Con el reciente triunfo en primera vuelta de Jair Bolsonaro en Brasil se vuelve a confirmar aquello que el movimiento feminista hace un tiempo cuestiona: los sistemas representativos encontraron su límite en el propio modelo capitalista y la salida ya no puede ser electoral. Este debate que aparece como reciente, quizás por la sorpresa -para algunxs- de que un defensor del fascismo pueda ser elegido “en democracia”, lleva años en aquellas que, en sus cuerpos de negras, indígenas, lesbianas, pobres, migrantes, travestis, trans la representatividad política no existe. Porque, como siempre supimos, se trata de un sistema de elección limitado entre varones hegemónico (con algunas salvedades en la historia).
Por eso, las urnas de las marginales que, paradójicamente integramos la mayoría de la población en el mundo, fueron y siguen siendo las calles; espacio de disputa histórico no sólo para aquellos que hace siglos nos condenaron a la “privacidad” de la casa, las tareas de cuidados y la maternidad, sino también para aquellas y aquellos recientes representantes de grupos de negocios internacionales como el W20, grupo de afinidad del G20, que proponen como “novedoso” jornadas laborales domésticas para las mujeres (porque no ven otras corporalidades feminizadas) de forma tal que puedan sostener la economía en el mundo del trabajo como así también en el del cuidado.

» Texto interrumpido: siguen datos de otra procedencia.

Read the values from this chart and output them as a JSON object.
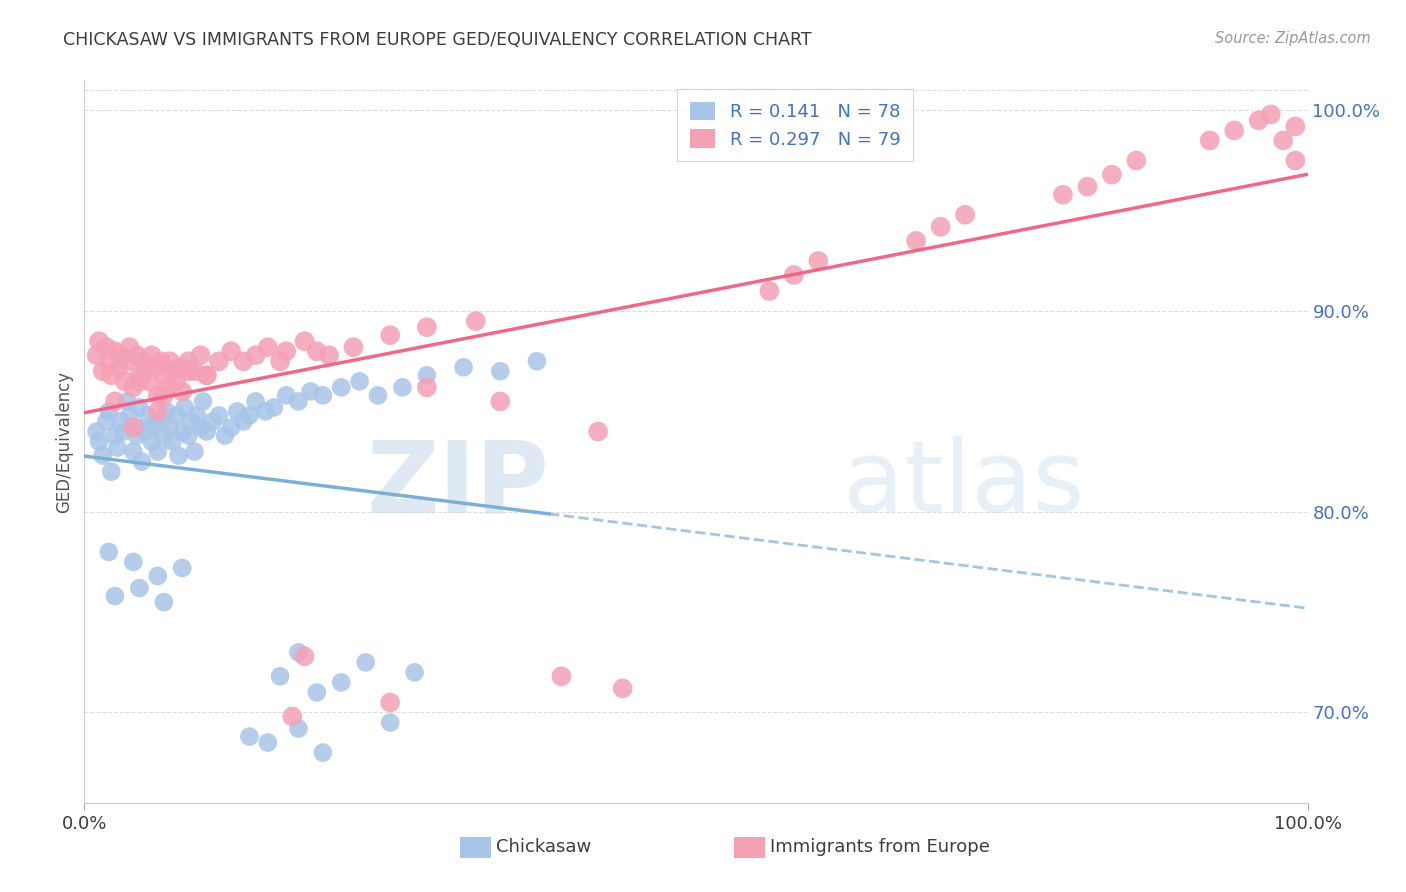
{
  "title": "CHICKASAW VS IMMIGRANTS FROM EUROPE GED/EQUIVALENCY CORRELATION CHART",
  "source": "Source: ZipAtlas.com",
  "ylabel": "GED/Equivalency",
  "watermark_zip": "ZIP",
  "watermark_atlas": "atlas",
  "chickasaw_R": 0.141,
  "chickasaw_N": 78,
  "europe_R": 0.297,
  "europe_N": 79,
  "x_min": 0.0,
  "x_max": 1.0,
  "y_min": 0.655,
  "y_max": 1.015,
  "y_ticks": [
    0.7,
    0.8,
    0.9,
    1.0
  ],
  "y_tick_labels": [
    "70.0%",
    "80.0%",
    "90.0%",
    "100.0%"
  ],
  "x_tick_labels": [
    "0.0%",
    "100.0%"
  ],
  "chickasaw_color": "#a8c4e8",
  "europe_color": "#f4a0b5",
  "chickasaw_line_color": "#7bafd4",
  "europe_line_color": "#f06080",
  "title_color": "#3d3d3d",
  "source_color": "#999999",
  "tick_color_y": "#4472c4",
  "tick_color_x": "#3d3d3d",
  "grid_color": "#dddddd",
  "chickasaw_x": [
    0.01,
    0.012,
    0.015,
    0.018,
    0.02,
    0.022,
    0.025,
    0.027,
    0.03,
    0.032,
    0.035,
    0.037,
    0.04,
    0.042,
    0.043,
    0.045,
    0.047,
    0.05,
    0.052,
    0.055,
    0.057,
    0.06,
    0.062,
    0.065,
    0.067,
    0.07,
    0.072,
    0.075,
    0.077,
    0.08,
    0.082,
    0.085,
    0.087,
    0.09,
    0.092,
    0.095,
    0.097,
    0.1,
    0.105,
    0.11,
    0.115,
    0.12,
    0.125,
    0.13,
    0.135,
    0.14,
    0.148,
    0.155,
    0.165,
    0.175,
    0.185,
    0.195,
    0.21,
    0.225,
    0.24,
    0.26,
    0.28,
    0.31,
    0.34,
    0.37,
    0.02,
    0.04,
    0.06,
    0.08,
    0.025,
    0.045,
    0.065,
    0.175,
    0.23,
    0.27,
    0.21,
    0.19,
    0.16,
    0.25,
    0.135,
    0.195,
    0.15,
    0.175
  ],
  "chickasaw_y": [
    0.84,
    0.835,
    0.828,
    0.845,
    0.85,
    0.82,
    0.838,
    0.832,
    0.845,
    0.84,
    0.855,
    0.848,
    0.83,
    0.842,
    0.838,
    0.852,
    0.825,
    0.84,
    0.848,
    0.835,
    0.843,
    0.83,
    0.845,
    0.838,
    0.85,
    0.842,
    0.835,
    0.848,
    0.828,
    0.84,
    0.852,
    0.838,
    0.845,
    0.83,
    0.848,
    0.842,
    0.855,
    0.84,
    0.845,
    0.848,
    0.838,
    0.842,
    0.85,
    0.845,
    0.848,
    0.855,
    0.85,
    0.852,
    0.858,
    0.855,
    0.86,
    0.858,
    0.862,
    0.865,
    0.858,
    0.862,
    0.868,
    0.872,
    0.87,
    0.875,
    0.78,
    0.775,
    0.768,
    0.772,
    0.758,
    0.762,
    0.755,
    0.73,
    0.725,
    0.72,
    0.715,
    0.71,
    0.718,
    0.695,
    0.688,
    0.68,
    0.685,
    0.692
  ],
  "europe_x": [
    0.01,
    0.012,
    0.015,
    0.018,
    0.02,
    0.022,
    0.025,
    0.028,
    0.03,
    0.033,
    0.035,
    0.037,
    0.04,
    0.043,
    0.045,
    0.048,
    0.05,
    0.053,
    0.055,
    0.058,
    0.06,
    0.063,
    0.065,
    0.068,
    0.07,
    0.073,
    0.075,
    0.08,
    0.085,
    0.09,
    0.095,
    0.1,
    0.11,
    0.12,
    0.13,
    0.14,
    0.15,
    0.165,
    0.18,
    0.2,
    0.22,
    0.25,
    0.28,
    0.32,
    0.025,
    0.045,
    0.065,
    0.085,
    0.04,
    0.06,
    0.08,
    0.1,
    0.16,
    0.19,
    0.56,
    0.58,
    0.6,
    0.68,
    0.7,
    0.72,
    0.8,
    0.82,
    0.84,
    0.86,
    0.92,
    0.94,
    0.96,
    0.97,
    0.98,
    0.99,
    0.99,
    0.34,
    0.28,
    0.42,
    0.18,
    0.39,
    0.44,
    0.17,
    0.25
  ],
  "europe_y": [
    0.878,
    0.885,
    0.87,
    0.882,
    0.875,
    0.868,
    0.88,
    0.872,
    0.878,
    0.865,
    0.875,
    0.882,
    0.862,
    0.878,
    0.868,
    0.875,
    0.87,
    0.865,
    0.878,
    0.872,
    0.858,
    0.875,
    0.868,
    0.862,
    0.875,
    0.87,
    0.865,
    0.872,
    0.875,
    0.87,
    0.878,
    0.868,
    0.875,
    0.88,
    0.875,
    0.878,
    0.882,
    0.88,
    0.885,
    0.878,
    0.882,
    0.888,
    0.892,
    0.895,
    0.855,
    0.865,
    0.858,
    0.87,
    0.842,
    0.85,
    0.86,
    0.868,
    0.875,
    0.88,
    0.91,
    0.918,
    0.925,
    0.935,
    0.942,
    0.948,
    0.958,
    0.962,
    0.968,
    0.975,
    0.985,
    0.99,
    0.995,
    0.998,
    0.985,
    0.992,
    0.975,
    0.855,
    0.862,
    0.84,
    0.728,
    0.718,
    0.712,
    0.698,
    0.705
  ]
}
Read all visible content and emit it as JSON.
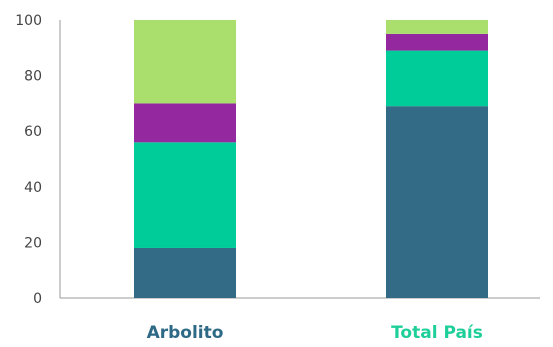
{
  "chart_data": {
    "type": "bar",
    "stacked": true,
    "categories": [
      "Arbolito",
      "Total País"
    ],
    "category_label_colors": [
      "#2e6a85",
      "#1fcf99"
    ],
    "series": [
      {
        "values": [
          18,
          69
        ],
        "color": "#336b86"
      },
      {
        "values": [
          38,
          20
        ],
        "color": "#00cc99"
      },
      {
        "values": [
          14,
          6
        ],
        "color": "#93289f"
      },
      {
        "values": [
          30,
          5
        ],
        "color": "#aadf6d"
      }
    ],
    "y_ticks": [
      0,
      20,
      40,
      60,
      80,
      100
    ],
    "ylim": [
      0,
      100
    ],
    "grid": false,
    "title": "",
    "xlabel": "",
    "ylabel": ""
  }
}
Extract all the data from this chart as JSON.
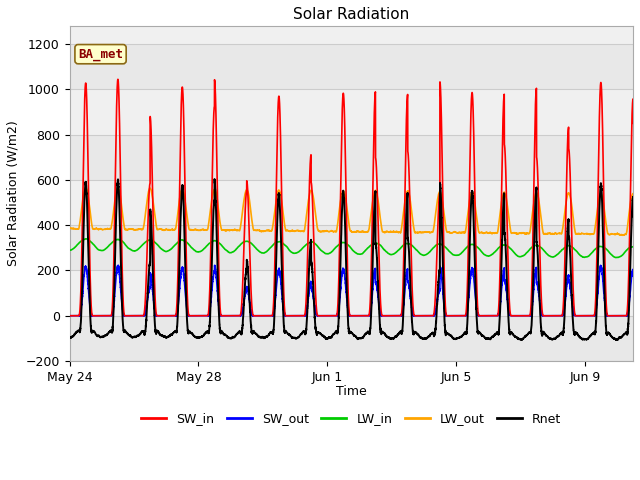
{
  "title": "Solar Radiation",
  "ylabel": "Solar Radiation (W/m2)",
  "xlabel": "Time",
  "ylim": [
    -200,
    1280
  ],
  "yticks": [
    -200,
    0,
    200,
    400,
    600,
    800,
    1000,
    1200
  ],
  "days_total": 17.5,
  "n_points": 8640,
  "label_text": "BA_met",
  "fig_bg_color": "#ffffff",
  "plot_bg_color": "#f0f0f0",
  "series": {
    "SW_in": {
      "color": "#ff0000",
      "lw": 1.2
    },
    "SW_out": {
      "color": "#0000ff",
      "lw": 1.2
    },
    "LW_in": {
      "color": "#00cc00",
      "lw": 1.2
    },
    "LW_out": {
      "color": "#ffa500",
      "lw": 1.2
    },
    "Rnet": {
      "color": "#000000",
      "lw": 1.4
    }
  },
  "x_tick_labels": [
    "May 24",
    "May 28",
    "Jun 1",
    "Jun 5",
    "Jun 9"
  ],
  "x_tick_positions": [
    0,
    4,
    8,
    12,
    16
  ],
  "grid_color": "#cccccc",
  "band_color": "#e8e8e8"
}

De esa misma manera, son los feminismos venezolanos los que en tiempos de guerra y bloqueo económico siguen apostando desde las comunas y espacios políticos a la legalización del aborto negado por pretextos religiosos. Son las mujeres, defensoras de los territorios en Guatemala, México, Colombia, Honduras las que resisten al avance de los saqueos y el narcotráfico en sus comunidades. Son los feminismos los únicos que disputan las calles en Brasil con una Marielle asesinada, un Lula privado de su libertad y un reciente triunfo del fascismo hasta que todas seamos libres.
Pero ninguna reacción conservadora es azarosa y menos gratuita. Esta estructura es mucho más compleja de lo que parece. Los machos progresistas se integran a la misma disputando las migajas que les corresponden en las jerarquías del poder. Es así que encontramos a un Ortega en Nicaragua que, en nombre de la revolución persigue, desaparece, mata y blasfema contra aquellas y aquellos que no coinciden con sus acuerdos y políticas neoliberales. Es decir, no persigue burgueses, su acuerdo de machos no le permite acabar con lo que hay más arriba pero si arremeter contra las juventudes y los feminismos críticos.
Entonces esta resistencia de las mujeres, lesbianas, travestis y trans despierta los peores fundamentalismos moralistas que pretenden sostener una estructura de poder patriarcal tal cual fue introducida con la colonización hace más de 500 años. Por eso, ante un nuevo ENM, nuevos debates, ¿cuáles son los límites de la institucionalidad y el rol de nuestro poder en las calles?